Practical principles and guideline for insulin therapy in cats
It is imperative to ensure that the cat truly requires insulin. Many cats have hyperglycaemia due to insulin resistance produced by concurrent disease and/or obesity in the presence of subnormal insulin secreting capacity. Correction of the reasons for the insulin resistance, together with the feeding of low glycaemic index foods (ie. low in carbohydrate and relatively high in protein) may result in a significant proportion of these cats no longer requiring exogenous insulin therapy.

Starting dose
If the cat is a true diabetic, start on an insulin dose of one to two units of PZI or glargine per cat twice daily. As all diabetics prior to receiving insulin are relatively insulin resistant and this resistance diminishes as they start to receive regular insulin injections, there isn’t a great deal of benefit in trying to establish the precise insulin dose needed straight away.
As it usually takes at least a few days for an affected animal’s sensitivity to stabilise, it is preferable to get the cat back in four to five days after starting insulin to check blood glucose levels. Also remember the fructosamine is going to reflect the average blood glucose over the last 14-20 days thus there is little point in determining fructosamine levels within the first three weeks of the diagnosis.
In cats, because of the potential for their diabetes to resolve and their potential for a visit to the veterinarian to produce variably severe anxiety-induced hyperglycaemia, many veterinarians recommend home-glucose monitoring using one of the many devices currently available on the market and specifically designed for this purpose.
Checking morning urine for glucose can be helpful – there should always be some glucose in the first urine sample of the day and if there is not this is an indication that the cat is at risk of hypoglycaemia. It is worth remembering that there is some evidence to suggest with identical 12-hour dosing, glucose levels tend to be lower overnight. It is also noteworthy that rebound hyperglycaemia, although very uncommon, does occur meaning that just because there is glucose in the urine it does not rule out potential excessive dosing.

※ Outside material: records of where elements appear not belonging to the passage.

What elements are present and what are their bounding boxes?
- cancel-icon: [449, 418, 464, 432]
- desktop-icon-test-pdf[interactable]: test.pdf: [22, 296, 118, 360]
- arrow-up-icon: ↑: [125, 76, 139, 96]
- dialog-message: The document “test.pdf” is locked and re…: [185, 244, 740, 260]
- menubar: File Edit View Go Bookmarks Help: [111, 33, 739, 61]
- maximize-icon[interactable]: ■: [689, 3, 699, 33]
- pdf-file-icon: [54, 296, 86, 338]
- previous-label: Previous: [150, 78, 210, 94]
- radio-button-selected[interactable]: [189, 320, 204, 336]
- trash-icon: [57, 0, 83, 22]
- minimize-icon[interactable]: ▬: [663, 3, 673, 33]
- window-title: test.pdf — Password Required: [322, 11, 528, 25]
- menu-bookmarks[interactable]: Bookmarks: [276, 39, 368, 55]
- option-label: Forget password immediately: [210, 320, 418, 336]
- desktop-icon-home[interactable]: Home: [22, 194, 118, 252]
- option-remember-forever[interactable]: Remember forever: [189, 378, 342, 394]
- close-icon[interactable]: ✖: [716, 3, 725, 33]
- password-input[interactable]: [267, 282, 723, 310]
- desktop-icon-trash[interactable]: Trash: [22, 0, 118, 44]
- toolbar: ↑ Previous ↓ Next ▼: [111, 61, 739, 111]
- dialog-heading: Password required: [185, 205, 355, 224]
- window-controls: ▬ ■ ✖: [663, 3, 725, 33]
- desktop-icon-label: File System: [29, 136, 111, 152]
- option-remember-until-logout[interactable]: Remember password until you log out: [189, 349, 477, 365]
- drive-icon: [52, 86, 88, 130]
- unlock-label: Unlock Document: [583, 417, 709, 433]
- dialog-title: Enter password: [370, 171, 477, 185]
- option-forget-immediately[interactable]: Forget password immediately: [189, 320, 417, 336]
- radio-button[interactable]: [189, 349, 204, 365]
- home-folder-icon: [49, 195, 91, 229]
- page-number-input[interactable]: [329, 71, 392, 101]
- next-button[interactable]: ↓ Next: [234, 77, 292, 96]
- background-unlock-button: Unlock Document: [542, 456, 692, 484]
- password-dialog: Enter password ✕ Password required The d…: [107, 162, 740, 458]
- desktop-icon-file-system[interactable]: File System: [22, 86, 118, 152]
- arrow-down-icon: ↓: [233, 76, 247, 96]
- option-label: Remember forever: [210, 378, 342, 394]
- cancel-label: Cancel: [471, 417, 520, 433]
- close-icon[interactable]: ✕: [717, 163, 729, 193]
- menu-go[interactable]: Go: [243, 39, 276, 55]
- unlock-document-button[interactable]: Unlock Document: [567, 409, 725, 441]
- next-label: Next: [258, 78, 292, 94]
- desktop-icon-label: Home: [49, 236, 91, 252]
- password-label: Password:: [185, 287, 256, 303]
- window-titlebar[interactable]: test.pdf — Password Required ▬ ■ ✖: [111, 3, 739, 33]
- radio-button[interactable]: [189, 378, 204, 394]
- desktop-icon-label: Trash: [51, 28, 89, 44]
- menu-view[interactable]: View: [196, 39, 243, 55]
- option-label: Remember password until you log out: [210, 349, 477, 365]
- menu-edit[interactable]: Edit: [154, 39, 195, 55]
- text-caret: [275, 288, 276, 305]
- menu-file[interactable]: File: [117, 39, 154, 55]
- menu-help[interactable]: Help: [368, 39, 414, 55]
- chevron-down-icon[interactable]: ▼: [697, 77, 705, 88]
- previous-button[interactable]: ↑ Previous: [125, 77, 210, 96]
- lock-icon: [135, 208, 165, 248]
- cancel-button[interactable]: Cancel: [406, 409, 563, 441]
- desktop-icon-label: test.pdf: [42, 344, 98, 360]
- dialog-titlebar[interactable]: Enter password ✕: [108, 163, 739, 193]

Main reason for problems in cats

Many diabetic cats are usually easily controlled if they really require insulin. The two problem areas that occur are:

  • Treating cats that have ‘reversible’ (at least in the short-term) diabetes where the continued administration of insulin results in clinically significant hypoglycaemia; and
  • A subset of cats that have clinically significant insulin resistance. While the explanations for this insulin resistance can be numerous, there is now substantial evidence that hypersomatotrophism (or acromegaly) is potentially a far more common explanation for this disorder than has been previously reported. Consequently, it is well worth checking any diabetic cat with insulin resistance or variable insulin requirements for the presence of hypersomatotrophism.